You get a summer internship working with a 589.2nm laser (an intense light source with a very well defined wavelength). You want to spray some oil with noil=1.25 on your glasses with nglass=1.50 as an additional safety feature to protect you from accidental flashes of laser light.
a) Graphically visualize how you can make a thin film that reflects the given laser wavelength.
To visually understand how to make a thin film that reflects the given laser wavelength, we can use the concept of constructive interference. Constructive interference occurs when two waves align in such a way that their crests and troughs line up, resulting in a wave with larger amplitude.
To create a thin film that reflects the specific laser wavelength of 589.2 nm, we need to consider the conditions for constructive interference between the incident laser light and the reflected light.
Here's how you can graphically visualize the process:
Step 1: Draw a horizontal line to represent the surface of the thin film. Label it as the "Film Surface."
Step 2: Draw a vertical line coming down from the "Film Surface" and label it as the "Reflected Light." This line represents the path of the reflected laser light.
Step 3: Measure a distance on the "Reflected Light" line that corresponds to the wavelength of the laser light. In this case, the laser light wavelength is 589.2 nm. Since we want to create a film that reflects this wavelength, mark a point on the "Reflected Light" line at a distance of 589.2 nm from the "Film Surface." Label this point as "Point A."
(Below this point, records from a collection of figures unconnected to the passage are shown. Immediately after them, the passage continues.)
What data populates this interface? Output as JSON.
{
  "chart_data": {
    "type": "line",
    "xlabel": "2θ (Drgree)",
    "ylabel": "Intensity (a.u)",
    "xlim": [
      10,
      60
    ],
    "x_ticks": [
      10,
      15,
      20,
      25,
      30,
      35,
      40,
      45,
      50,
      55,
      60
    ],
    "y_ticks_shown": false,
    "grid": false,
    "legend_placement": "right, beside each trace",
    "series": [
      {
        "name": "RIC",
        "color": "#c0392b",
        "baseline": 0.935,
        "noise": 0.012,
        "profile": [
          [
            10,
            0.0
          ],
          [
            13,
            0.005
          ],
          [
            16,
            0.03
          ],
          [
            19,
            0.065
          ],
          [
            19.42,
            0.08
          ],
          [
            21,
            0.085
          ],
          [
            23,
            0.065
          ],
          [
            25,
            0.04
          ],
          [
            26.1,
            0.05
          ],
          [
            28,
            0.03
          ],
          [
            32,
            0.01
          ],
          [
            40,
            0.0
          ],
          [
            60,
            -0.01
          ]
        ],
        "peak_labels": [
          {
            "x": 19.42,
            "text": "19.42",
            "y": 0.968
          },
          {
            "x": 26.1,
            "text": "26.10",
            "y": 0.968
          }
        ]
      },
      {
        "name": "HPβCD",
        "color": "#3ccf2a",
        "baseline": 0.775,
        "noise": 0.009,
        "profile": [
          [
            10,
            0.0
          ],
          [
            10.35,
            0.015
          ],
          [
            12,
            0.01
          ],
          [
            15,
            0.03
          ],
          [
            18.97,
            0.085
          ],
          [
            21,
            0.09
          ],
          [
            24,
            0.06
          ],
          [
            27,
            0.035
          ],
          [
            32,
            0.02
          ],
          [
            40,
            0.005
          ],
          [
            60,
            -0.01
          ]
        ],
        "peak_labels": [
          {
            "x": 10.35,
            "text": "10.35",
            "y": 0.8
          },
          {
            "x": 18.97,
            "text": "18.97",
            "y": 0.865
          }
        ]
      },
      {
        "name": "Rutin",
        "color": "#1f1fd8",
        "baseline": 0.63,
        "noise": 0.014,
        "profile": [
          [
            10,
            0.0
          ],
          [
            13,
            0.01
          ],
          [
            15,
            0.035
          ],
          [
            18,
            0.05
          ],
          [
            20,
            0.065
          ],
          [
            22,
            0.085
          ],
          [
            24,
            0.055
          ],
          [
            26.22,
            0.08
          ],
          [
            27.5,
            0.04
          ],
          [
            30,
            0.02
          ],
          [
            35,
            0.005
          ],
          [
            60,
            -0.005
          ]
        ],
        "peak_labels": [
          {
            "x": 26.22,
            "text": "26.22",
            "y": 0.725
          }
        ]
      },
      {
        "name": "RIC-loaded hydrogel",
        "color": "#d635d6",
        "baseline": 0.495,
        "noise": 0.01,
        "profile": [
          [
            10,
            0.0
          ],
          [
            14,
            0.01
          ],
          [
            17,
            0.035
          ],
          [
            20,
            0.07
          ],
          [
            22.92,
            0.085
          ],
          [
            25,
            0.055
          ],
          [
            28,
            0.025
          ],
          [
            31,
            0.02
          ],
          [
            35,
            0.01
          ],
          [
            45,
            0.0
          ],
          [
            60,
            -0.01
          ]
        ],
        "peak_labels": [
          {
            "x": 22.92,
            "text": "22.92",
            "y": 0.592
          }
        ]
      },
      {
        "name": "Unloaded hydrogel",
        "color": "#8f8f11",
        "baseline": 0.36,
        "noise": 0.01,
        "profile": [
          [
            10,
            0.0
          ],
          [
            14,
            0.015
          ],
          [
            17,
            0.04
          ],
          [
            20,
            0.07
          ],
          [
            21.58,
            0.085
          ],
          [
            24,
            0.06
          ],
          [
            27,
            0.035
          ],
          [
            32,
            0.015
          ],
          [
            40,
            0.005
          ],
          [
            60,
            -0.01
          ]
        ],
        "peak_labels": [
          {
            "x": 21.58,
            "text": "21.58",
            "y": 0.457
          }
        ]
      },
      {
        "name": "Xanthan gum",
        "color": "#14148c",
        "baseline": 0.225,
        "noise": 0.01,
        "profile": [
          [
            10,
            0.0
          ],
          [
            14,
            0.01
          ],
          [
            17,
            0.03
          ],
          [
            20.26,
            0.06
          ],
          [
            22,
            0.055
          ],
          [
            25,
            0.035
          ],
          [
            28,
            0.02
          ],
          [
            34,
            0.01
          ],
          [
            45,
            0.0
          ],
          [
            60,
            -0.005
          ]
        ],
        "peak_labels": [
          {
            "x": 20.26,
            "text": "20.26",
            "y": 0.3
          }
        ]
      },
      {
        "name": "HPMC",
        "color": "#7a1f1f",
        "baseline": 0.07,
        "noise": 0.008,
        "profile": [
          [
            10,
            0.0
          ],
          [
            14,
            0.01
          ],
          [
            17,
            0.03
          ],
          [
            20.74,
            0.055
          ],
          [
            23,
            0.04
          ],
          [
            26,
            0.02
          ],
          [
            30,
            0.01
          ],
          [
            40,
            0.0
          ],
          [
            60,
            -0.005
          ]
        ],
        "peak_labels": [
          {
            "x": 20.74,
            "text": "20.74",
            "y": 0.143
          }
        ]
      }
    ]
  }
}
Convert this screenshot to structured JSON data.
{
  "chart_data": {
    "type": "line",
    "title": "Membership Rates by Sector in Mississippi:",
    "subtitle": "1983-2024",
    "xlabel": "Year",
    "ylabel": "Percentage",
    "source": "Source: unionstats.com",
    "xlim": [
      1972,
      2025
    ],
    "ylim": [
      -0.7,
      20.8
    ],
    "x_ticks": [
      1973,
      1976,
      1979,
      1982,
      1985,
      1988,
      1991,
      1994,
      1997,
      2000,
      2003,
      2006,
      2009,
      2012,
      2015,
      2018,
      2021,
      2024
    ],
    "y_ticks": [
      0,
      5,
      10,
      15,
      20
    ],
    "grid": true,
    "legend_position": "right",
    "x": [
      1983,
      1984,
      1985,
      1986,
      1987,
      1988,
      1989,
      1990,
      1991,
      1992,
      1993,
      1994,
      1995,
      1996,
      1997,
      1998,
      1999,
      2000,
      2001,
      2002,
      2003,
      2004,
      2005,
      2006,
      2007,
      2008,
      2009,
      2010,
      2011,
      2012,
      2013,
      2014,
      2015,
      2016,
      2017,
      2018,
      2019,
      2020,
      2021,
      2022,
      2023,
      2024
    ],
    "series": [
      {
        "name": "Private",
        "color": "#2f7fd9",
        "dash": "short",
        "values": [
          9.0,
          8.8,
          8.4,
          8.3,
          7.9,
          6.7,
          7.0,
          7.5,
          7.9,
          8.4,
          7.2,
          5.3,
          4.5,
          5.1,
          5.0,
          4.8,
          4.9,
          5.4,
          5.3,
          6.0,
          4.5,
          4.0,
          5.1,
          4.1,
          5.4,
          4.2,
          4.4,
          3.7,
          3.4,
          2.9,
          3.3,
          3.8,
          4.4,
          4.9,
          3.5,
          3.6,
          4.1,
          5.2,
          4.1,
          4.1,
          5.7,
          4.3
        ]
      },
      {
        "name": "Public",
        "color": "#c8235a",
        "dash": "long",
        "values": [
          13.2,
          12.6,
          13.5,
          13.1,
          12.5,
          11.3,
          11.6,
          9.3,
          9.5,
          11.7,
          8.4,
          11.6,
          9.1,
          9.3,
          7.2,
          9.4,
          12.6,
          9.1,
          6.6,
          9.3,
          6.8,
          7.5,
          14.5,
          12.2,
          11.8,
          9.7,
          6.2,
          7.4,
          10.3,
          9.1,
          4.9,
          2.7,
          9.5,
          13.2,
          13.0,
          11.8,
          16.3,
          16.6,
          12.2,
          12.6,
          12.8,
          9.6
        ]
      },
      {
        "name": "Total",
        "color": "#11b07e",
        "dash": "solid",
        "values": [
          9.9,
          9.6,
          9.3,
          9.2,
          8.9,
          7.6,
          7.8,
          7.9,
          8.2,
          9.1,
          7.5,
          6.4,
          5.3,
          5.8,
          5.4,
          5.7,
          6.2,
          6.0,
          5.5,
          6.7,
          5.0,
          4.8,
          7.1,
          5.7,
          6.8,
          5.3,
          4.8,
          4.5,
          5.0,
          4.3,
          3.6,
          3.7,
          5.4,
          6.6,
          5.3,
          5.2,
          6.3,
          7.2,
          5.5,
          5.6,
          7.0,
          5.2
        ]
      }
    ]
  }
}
Step 4: Draw another line, starting from "Point A," at an angle of 90 degrees to represent the "Incident Light." The incident light is the incoming laser light that strikes the thin film.
Step 5: Measure a distance along the "Incident Light" line equal to the optical path traveled through the film. The optical path length is given by the equation: optical path length = thickness of the film * refractive index of the film.
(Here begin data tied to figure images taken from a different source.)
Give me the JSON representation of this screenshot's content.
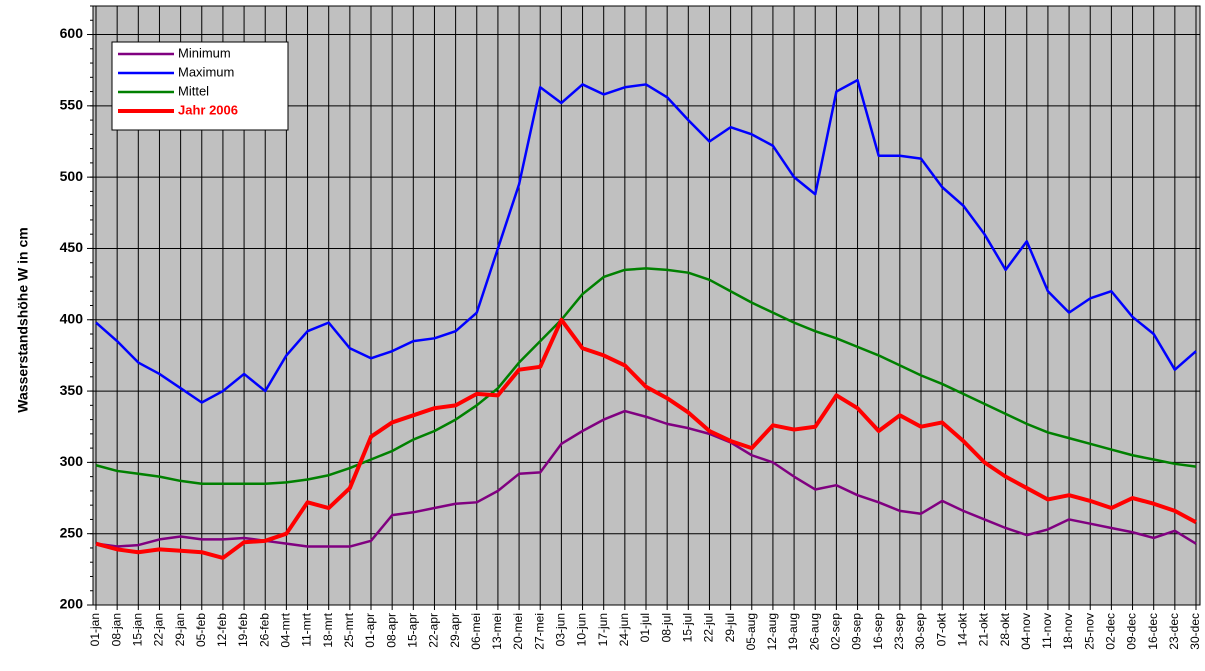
{
  "chart_data": {
    "type": "line",
    "y_label": "Wasserstandshöhe W in cm",
    "categories": [
      "01-jan",
      "08-jan",
      "15-jan",
      "22-jan",
      "29-jan",
      "05-feb",
      "12-feb",
      "19-feb",
      "26-feb",
      "04-mrt",
      "11-mrt",
      "18-mrt",
      "25-mrt",
      "01-apr",
      "08-apr",
      "15-apr",
      "22-apr",
      "29-apr",
      "06-mei",
      "13-mei",
      "20-mei",
      "27-mei",
      "03-jun",
      "10-jun",
      "17-jun",
      "24-jun",
      "01-jul",
      "08-jul",
      "15-jul",
      "22-jul",
      "29-jul",
      "05-aug",
      "12-aug",
      "19-aug",
      "26-aug",
      "02-sep",
      "09-sep",
      "16-sep",
      "23-sep",
      "30-sep",
      "07-okt",
      "14-okt",
      "21-okt",
      "28-okt",
      "04-nov",
      "11-nov",
      "18-nov",
      "25-nov",
      "02-dec",
      "09-dec",
      "16-dec",
      "23-dec",
      "30-dec"
    ],
    "series": [
      {
        "name": "Minimum",
        "color": "#800080",
        "values": [
          243,
          241,
          242,
          246,
          248,
          246,
          246,
          247,
          245,
          243,
          241,
          241,
          241,
          245,
          263,
          265,
          268,
          271,
          272,
          280,
          292,
          293,
          313,
          322,
          330,
          336,
          332,
          327,
          324,
          320,
          314,
          305,
          300,
          290,
          281,
          284,
          277,
          272,
          266,
          264,
          273,
          266,
          260,
          254,
          249,
          253,
          260,
          257,
          254,
          251,
          247,
          252,
          243
        ]
      },
      {
        "name": "Maximum",
        "color": "#0000ff",
        "values": [
          398,
          385,
          370,
          362,
          352,
          342,
          350,
          362,
          350,
          375,
          392,
          398,
          380,
          373,
          378,
          385,
          387,
          392,
          405,
          450,
          495,
          563,
          552,
          565,
          558,
          563,
          565,
          556,
          540,
          525,
          535,
          530,
          522,
          500,
          488,
          560,
          568,
          515,
          515,
          513,
          493,
          480,
          460,
          435,
          455,
          420,
          405,
          415,
          420,
          402,
          390,
          365,
          378
        ]
      },
      {
        "name": "Mittel",
        "color": "#008000",
        "values": [
          298,
          294,
          292,
          290,
          287,
          285,
          285,
          285,
          285,
          286,
          288,
          291,
          296,
          302,
          308,
          316,
          322,
          330,
          340,
          352,
          370,
          385,
          400,
          418,
          430,
          435,
          436,
          435,
          433,
          428,
          420,
          412,
          405,
          398,
          392,
          387,
          381,
          375,
          368,
          361,
          355,
          348,
          341,
          334,
          327,
          321,
          317,
          313,
          309,
          305,
          302,
          299,
          297
        ]
      },
      {
        "name": "Jahr 2006",
        "color": "#ff0000",
        "values": [
          243,
          239,
          237,
          239,
          238,
          237,
          233,
          244,
          245,
          250,
          272,
          268,
          282,
          318,
          328,
          333,
          338,
          340,
          348,
          347,
          365,
          367,
          400,
          380,
          375,
          368,
          353,
          345,
          335,
          322,
          315,
          310,
          326,
          323,
          325,
          347,
          338,
          322,
          333,
          325,
          328,
          315,
          300,
          290,
          282,
          274,
          277,
          273,
          268,
          275,
          271,
          266,
          258
        ]
      }
    ],
    "ylim": [
      200,
      620
    ],
    "yticks": [
      200,
      250,
      300,
      350,
      400,
      450,
      500,
      550,
      600
    ],
    "grid": true,
    "legend": "upper left"
  }
}
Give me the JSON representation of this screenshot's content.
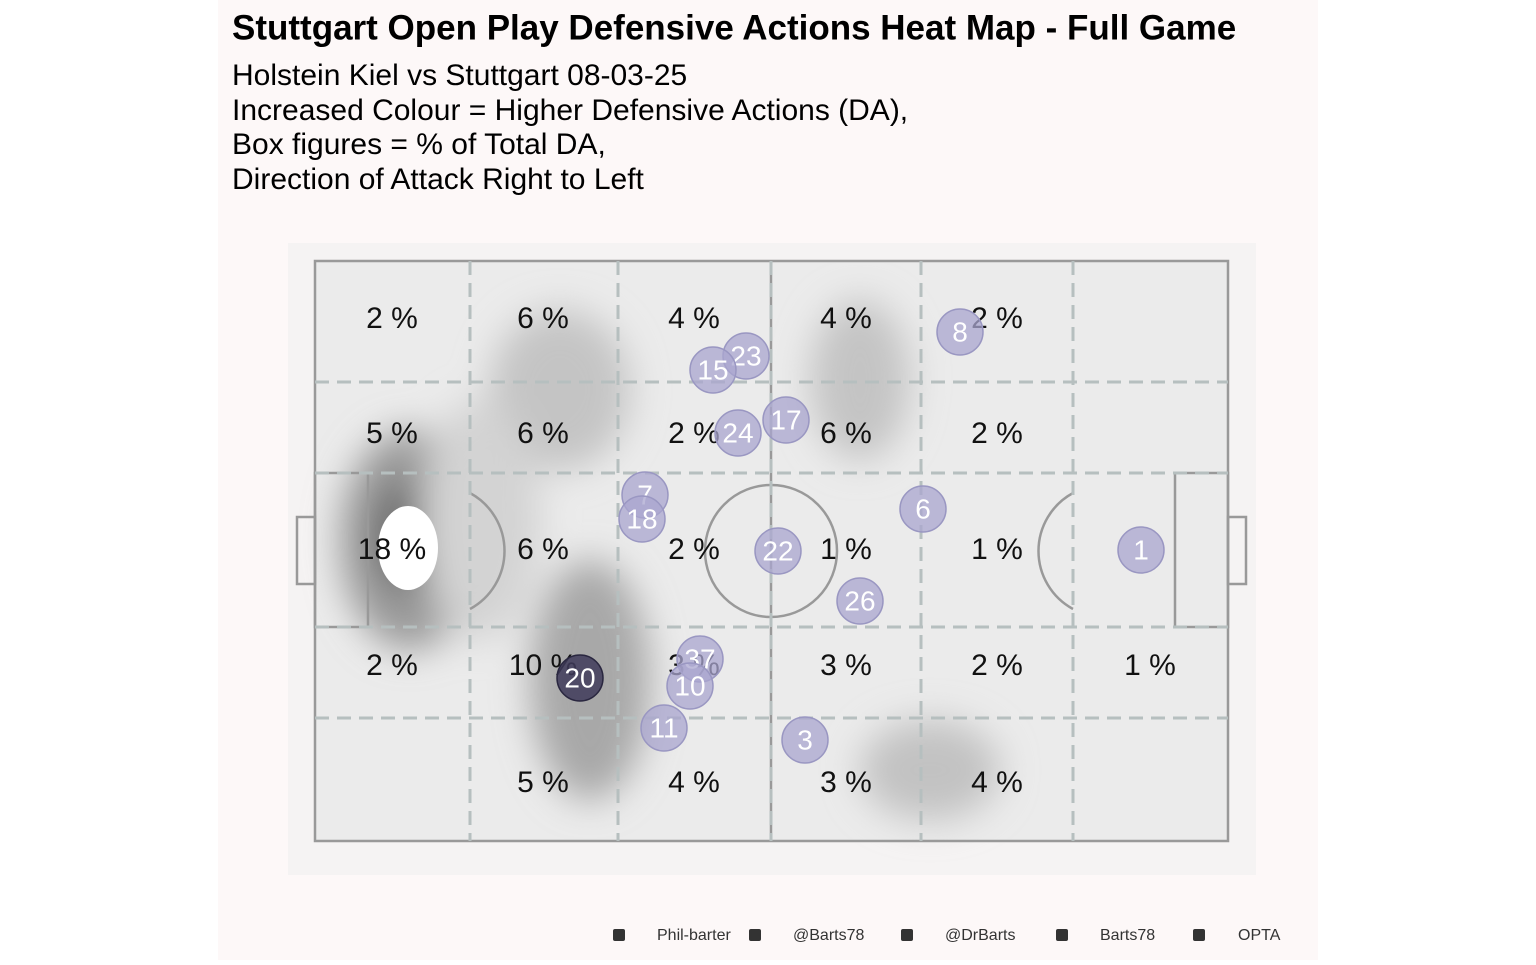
{
  "header": {
    "title": "Stuttgart  Open Play Defensive Actions Heat Map - Full Game",
    "subtitle": [
      "Holstein Kiel vs Stuttgart 08-03-25",
      "Increased Colour = Higher Defensive Actions (DA),",
      "Box figures = % of Total DA,",
      "Direction of Attack Right to Left"
    ]
  },
  "zones": {
    "rows": [
      [
        "2 %",
        "6 %",
        "4 %",
        "4 %",
        "2 %",
        null
      ],
      [
        "5 %",
        "6 %",
        "2 %",
        "6 %",
        "2 %",
        null
      ],
      [
        "18 %",
        "6 %",
        "2 %",
        "1 %",
        "1 %",
        null
      ],
      [
        "2 %",
        "10 %",
        "3 %",
        "3 %",
        "2 %",
        "1 %"
      ],
      [
        null,
        "5 %",
        "4 %",
        "3 %",
        "4 %",
        null
      ]
    ]
  },
  "players": [
    "8",
    "23",
    "15",
    "17",
    "24",
    "7",
    "18",
    "6",
    "22",
    "1",
    "26",
    "37",
    "10",
    "20",
    "11",
    "3"
  ],
  "footer": [
    "Phil-barter",
    "@Barts78",
    "@DrBarts",
    "Barts78",
    "OPTA"
  ]
}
In this case, we want to spray the oil with a refractive index of 1.25 on the glasses with a refractive index of 1.50. The difference in refractive indices creates a phase shift in the reflected light, leading to interference.
For example, assume the thickness of the film is "d." Multiply this value by the refractive index of the oil (1.25) to obtain the optical path length.
Step 6: Measure the optical path length along the "Incident Light" line, starting from "Point A" and label the new point as "Point B."
Step 7: Draw a line connecting the "Film Surface" and "Point B" to represent the "Travel Path of Light through the Film."
Step 8: Extend the "Travel Path of Light through the Film" line to intersect with the "Reflected Light" line. Label this point of intersection as "Point C." This represents the point where the reflected light path combines with the incident light path after passing through the film.
Step 9: Draw a line connecting "Point C" and the intersection of the "Reflected Light" line and the "Film Surface". This line represents the "Outgoing Reflected Light" from the thin film.
If the length of the "Outgoing Reflected Light" matches the length of the "Incident Light" path, constructive interference occurs, and the light is reflected.
By following these steps and visualizing the incident and reflected light paths, you can graphically understand how to create a thin film that reflects the given laser wavelength.